John I have often often thought how pointlessly circular the publish industry is. Inevitably the complaint about lead authors being prima donnas was created by treating them like subhumans when they were new.

Baen - or at least some people (Toni) have always been exceptional.

Dave Freer said...

Kate, I have a feeling we may not tip - but just slowly sink. And that is in a way the worst of all possible worlds, with the dear people we should lose continuing to bleed the last life (and they're flourishing away in every sector of the industry from authors to retail by leeching of the rest and exploiting the system - like awards for chums, or taking from peter to publicise paul or hiding and fudging figures... which weakens the whole thing, but keeps them going.)

It's depressing. But I'm a battler. And so are you. Damned if I am ready to quit, but I would like to see something better come out of this without the above-mentioned crew.

Dave Freer said...

Stephen, yeah, it sounds like you're in a good position right now.

Dave Freer said...

Ed, _readers_ don't consider authors expendable, and therein may lie our salvation. But big retail and big publishing I am afraid, do, readers and writers both.

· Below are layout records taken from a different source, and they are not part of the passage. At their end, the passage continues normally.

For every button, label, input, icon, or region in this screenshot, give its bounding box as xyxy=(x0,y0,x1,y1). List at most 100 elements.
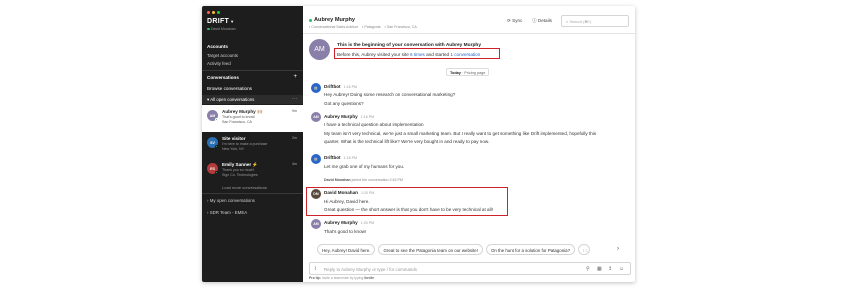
author-name: Driftbot xyxy=(324,155,341,160)
protip-command: /invite xyxy=(364,276,375,280)
message-text: Great question — the short answer is tha… xyxy=(324,207,493,212)
search-input[interactable]: ⌕ Search (⌘K) xyxy=(561,15,629,27)
microphone-icon[interactable]: ↥ xyxy=(608,266,612,272)
contact-name-text: Aubrey Murphy xyxy=(314,17,356,23)
workspace-switcher[interactable]: DRIFT▼ xyxy=(207,18,234,25)
online-status-icon xyxy=(207,27,210,31)
suggested-reply-chip[interactable]: Great to see the Patagonia team on our w… xyxy=(378,244,483,255)
suggested-reply-chip[interactable]: On the hunt for a solution for Patagonia… xyxy=(485,244,576,255)
visits-link[interactable]: 6 times xyxy=(410,52,425,57)
sidebar-group-my-open[interactable]: › My open conversations xyxy=(207,198,255,203)
pro-tip: Pro tip: Invite a teammate by typing /in… xyxy=(309,276,374,280)
user-name: David Monahan xyxy=(211,27,236,31)
open-conversations-group[interactable]: ▾ All open conversations ··· xyxy=(202,95,303,104)
sidebar: DRIFT▼ David Monahan Accounts Target acc… xyxy=(202,6,303,282)
message-author: Aubrey Murphy 1:16 PM xyxy=(324,114,374,119)
message-text: My team isn't very technical, we're just… xyxy=(324,131,597,136)
avatar: DM xyxy=(311,189,321,199)
brand-logo: DRIFT xyxy=(207,18,230,25)
visit-text: and started xyxy=(426,52,450,57)
message-author: David Monahan 1:20 PM xyxy=(324,190,374,195)
message-time: 1:16 PM xyxy=(360,115,375,119)
conversation-location: San Francisco, CA xyxy=(222,120,252,124)
window-controls xyxy=(207,11,220,14)
message-text: Hi Aubrey, David here. xyxy=(324,199,370,204)
new-conversation-plus-icon[interactable]: + xyxy=(293,74,297,80)
message-text: Let me grab one of my humans for you. xyxy=(324,164,405,169)
app-window: DRIFT▼ David Monahan Accounts Target acc… xyxy=(202,6,635,282)
avatar: AM xyxy=(311,219,321,229)
open-group-label: ▾ All open conversations xyxy=(207,97,254,103)
conversations-link[interactable]: 1 conversation xyxy=(450,52,480,57)
chevron-down-icon: ▼ xyxy=(230,19,235,24)
sidebar-item-activity-feed[interactable]: Activity feed xyxy=(207,61,231,66)
conversations-heading[interactable]: Conversations xyxy=(207,75,239,80)
accounts-heading[interactable]: Accounts xyxy=(207,44,228,49)
date-label: Today xyxy=(450,70,461,75)
message-text: That's good to know! xyxy=(324,229,367,234)
contact-name[interactable]: Aubrey Murphy xyxy=(309,17,355,23)
details-label: Details xyxy=(537,18,552,23)
sidebar-item-target-accounts[interactable]: Target accounts xyxy=(207,53,238,58)
conversation-company: Sign Co. Technologies xyxy=(222,173,258,177)
link-icon[interactable]: ⚲ xyxy=(586,266,590,272)
driftbot-avatar: 🤖 xyxy=(311,83,321,93)
more-options-icon[interactable]: ··· xyxy=(292,96,297,102)
system-actor: David Monahan xyxy=(324,178,351,182)
conversation-item-aubrey[interactable]: AM Aubrey Murphy 🙌🏼 9m That's good to kn… xyxy=(202,105,303,132)
briefcase-icon: ▪ Conversational Sales Advisor xyxy=(309,25,359,29)
conversation-preview: Thank you so much! xyxy=(222,168,255,172)
sidebar-divider xyxy=(202,193,303,194)
conversation-pane: Aubrey Murphy ▪ Conversational Sales Adv… xyxy=(303,6,635,282)
protip-label: Pro tip: xyxy=(309,276,321,280)
close-window-button[interactable] xyxy=(207,11,210,14)
online-status-icon xyxy=(309,18,312,22)
sync-button[interactable]: ⟳ Sync xyxy=(507,18,522,24)
contact-company: Patagonia xyxy=(364,25,381,29)
system-event: David Monahan joined the conversation 2:… xyxy=(324,178,403,182)
message-text: quarter. What is the technical lift like… xyxy=(324,139,490,144)
contact-location: San Francisco, CA xyxy=(386,25,417,29)
details-button[interactable]: ⓘ Details xyxy=(532,18,552,24)
message-author: Driftbot 1:16 PM xyxy=(324,84,357,89)
user-status[interactable]: David Monahan xyxy=(207,27,236,31)
conversation-time: 9m xyxy=(292,109,297,113)
calendar-icon[interactable]: ▦ xyxy=(597,266,602,272)
group-label: SDR Team - EMEA xyxy=(209,210,248,215)
driftbot-avatar: 🤖 xyxy=(311,154,321,164)
conversation-preview: That's good to know! xyxy=(222,115,256,119)
message-time: 1:20 PM xyxy=(360,191,375,195)
protip-text: Invite a teammate by typing xyxy=(321,276,364,280)
avatar: AM xyxy=(311,112,321,122)
sidebar-group-sdr-emea[interactable]: › SDR Team - EMEA xyxy=(207,210,247,215)
emoji-icon: ⚡ xyxy=(252,162,259,167)
author-name: David Monahan xyxy=(324,190,358,195)
suggested-reply-chip[interactable]: I c xyxy=(578,244,591,255)
reply-composer[interactable]: ⌇ Reply to Aubrey Murphy or type / for c… xyxy=(309,262,631,275)
message-author: Aubrey Murphy 1:20 PM xyxy=(324,220,374,225)
conversation-item-emily[interactable]: ES Emily Sanner ⚡ 4m Thank you so much! … xyxy=(202,158,303,185)
conversation-location: New York, NY xyxy=(222,147,245,151)
visit-summary: Before this, Aubrey visited your site 6 … xyxy=(337,52,480,57)
suggested-reply-chip[interactable]: Hey, Aubrey! David here. xyxy=(317,244,376,255)
conversation-time: 4m xyxy=(292,162,297,166)
search-placeholder: Search (⌘K) xyxy=(569,19,592,24)
message-author: Driftbot 1:16 PM xyxy=(324,155,357,160)
message-text: Got any questions? xyxy=(324,101,364,106)
location-pin-icon: ▪ San Francisco, CA xyxy=(384,25,417,29)
emoji-icon[interactable]: ☺ xyxy=(619,266,624,272)
minimize-window-button[interactable] xyxy=(212,11,215,14)
page-label: Pricing page xyxy=(464,70,486,75)
message-time: 1:16 PM xyxy=(343,85,357,89)
conversation-item-site-visitor[interactable]: SV Site visitor 2m I'm here to make a pu… xyxy=(202,132,303,159)
visit-text: Before this, Aubrey visited your site xyxy=(337,52,409,57)
conversation-preview: I'm here to make a purchase xyxy=(222,142,268,146)
maximize-window-button[interactable] xyxy=(217,11,220,14)
date-divider: Today · Pricing page xyxy=(446,68,490,76)
load-more-button[interactable]: Load more conversations xyxy=(222,185,267,190)
composer-mode-icon[interactable]: ⌇ xyxy=(314,266,316,272)
contact-avatar: AM xyxy=(309,39,330,60)
contact-title: Conversational Sales Advisor xyxy=(311,25,359,29)
browse-conversations-link[interactable]: Browse conversations xyxy=(207,86,252,91)
chevron-right-icon[interactable]: › xyxy=(617,246,619,252)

I think there are a LOT of readers out there (I'm one, I think you're another) who really get satisfaction from supporting their favorite authors. It's important to us, and very satisfying at a personal level, when put that way. It's a small token of support and appreciation for people who have made my life a lot better. Most readers would be disgusted if they found out how little their favorite authors earn from each book they buy, and indeed how little their favorite authors try and live on sometimes. Most of the readers I have met assume that writers are well-rewarded for doing a job they regard highly. I think Baen are the only company where a reasonable percentage of readers do know and support a publisher. And let's be blunt, they do it because the publisher is strongly identified with their favorite authors, not the other way around. In most cases bublisher and retailers are the people who readers consider invisible and totally interchangable and replacable.